Le plus beau Noël de Pauline Gill

Pauline Gill, auteure de plusieurs livres à succès, dont la trilogie La saga de la cordonnière, Les Enfants de Duplessis, Évangéline et Gabriel, et Docteure Irma.

À quelques semaines de la période des fêtes, l’auteure prolifique de romans historiques et résidente de Verchères, Pauline Gill, se souvient avec émotion de son plus beau Noël. Elle nous le raconte.

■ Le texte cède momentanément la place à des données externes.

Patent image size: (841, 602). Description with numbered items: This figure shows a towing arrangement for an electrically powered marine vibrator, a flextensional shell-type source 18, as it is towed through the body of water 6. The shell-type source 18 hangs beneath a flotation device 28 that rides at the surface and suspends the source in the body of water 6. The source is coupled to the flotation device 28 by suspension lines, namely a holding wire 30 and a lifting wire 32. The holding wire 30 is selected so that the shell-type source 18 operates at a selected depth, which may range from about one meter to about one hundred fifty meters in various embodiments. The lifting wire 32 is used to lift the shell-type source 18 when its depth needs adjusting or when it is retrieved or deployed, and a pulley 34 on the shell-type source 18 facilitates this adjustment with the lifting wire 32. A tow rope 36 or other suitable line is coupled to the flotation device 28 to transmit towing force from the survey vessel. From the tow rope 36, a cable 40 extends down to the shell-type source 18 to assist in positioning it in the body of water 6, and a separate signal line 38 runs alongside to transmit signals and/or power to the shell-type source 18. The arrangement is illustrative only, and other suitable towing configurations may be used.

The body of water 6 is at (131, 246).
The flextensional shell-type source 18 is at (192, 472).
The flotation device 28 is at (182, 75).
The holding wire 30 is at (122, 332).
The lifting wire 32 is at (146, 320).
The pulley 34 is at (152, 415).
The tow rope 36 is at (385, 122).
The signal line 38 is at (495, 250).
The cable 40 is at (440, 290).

« J’avais 11 ans et demi et je fais une crise d’appendicite aigüe. Je dois être conduite à l’hôpital de Saint-Jean-Port-Joli, ce qui représentait de chez moi un trajet de plus d’une heure trente en snowmobile. Je suis allongée sur une banquette du véhicule, ma mère est à mes côtés et je la vois pleurer. Nous sommes le 21 décembre, et c’est très troublant pour moi de la voir ainsi. Ça vient nous chercher très loin.
Je savais qu’à cette époque, il n’y avait pas d’assurance médicaments ni d’assurance maladie. Je savais que mes parents avaient dû faire les fonds de tiroir pour payer les frais de l’opération. Le séjour à l’hôpital a dû bien aller, car je n’ai pas grand souvenir. Mais le moment que je n’oublierai jamais de ma vie, c’est le 24 décembre dans l’après-midi lorsque je vois mon père arriver dans la chambre en me tendant les bras. Il me dit : je t’emmène chez nous fêter Noël.
Ç’a l’air simple, mais je pensais devoir passer Noël loin des miens. Le fait que mon père me sorte du lit dans ses bras, qu’il m’emmène comme ça jusqu’au snowmobile, et au lieu de m’allonger sur la banquette, qu’il me garde dans ses bras pendant tout le trajet, fut l’un des beaux moments de ma vie. Vous savez, dans ce temps-là, nos parents ne nous prenaient pas souvent dans leurs bras.
Il avait apporté mon cadeau de Noël. C’était un sac à main en vrai cuir de couleur bourgogne dans lequel il avait placé un deux dollars. Comme pour me dire : il m’en reste encore malgré que ça ait coûté cher pour te faire opérer.
Quand je suis arrivée à la maison, mes six frères et sœurs m’entouraient. Ils formaient comme une couronne autour de moi. Ma mère disait à tous : attention de ne pas toucher son ventre. Toute la famille, on a eu des larmes de joie. Ç’a été pour moi un événement tellement heureux, qui m’a apporté des bonheurs que je n’aurais pas eus sans ça. De voir de mes yeux l’attachement que ma mère me portait, et de me faire prendre par mon père que j’adorais, qui était le clown de la famille. Ç’a été quelque chose d’émouvant. Ce fut un très beau Noël, et c’était le Noël de 1953.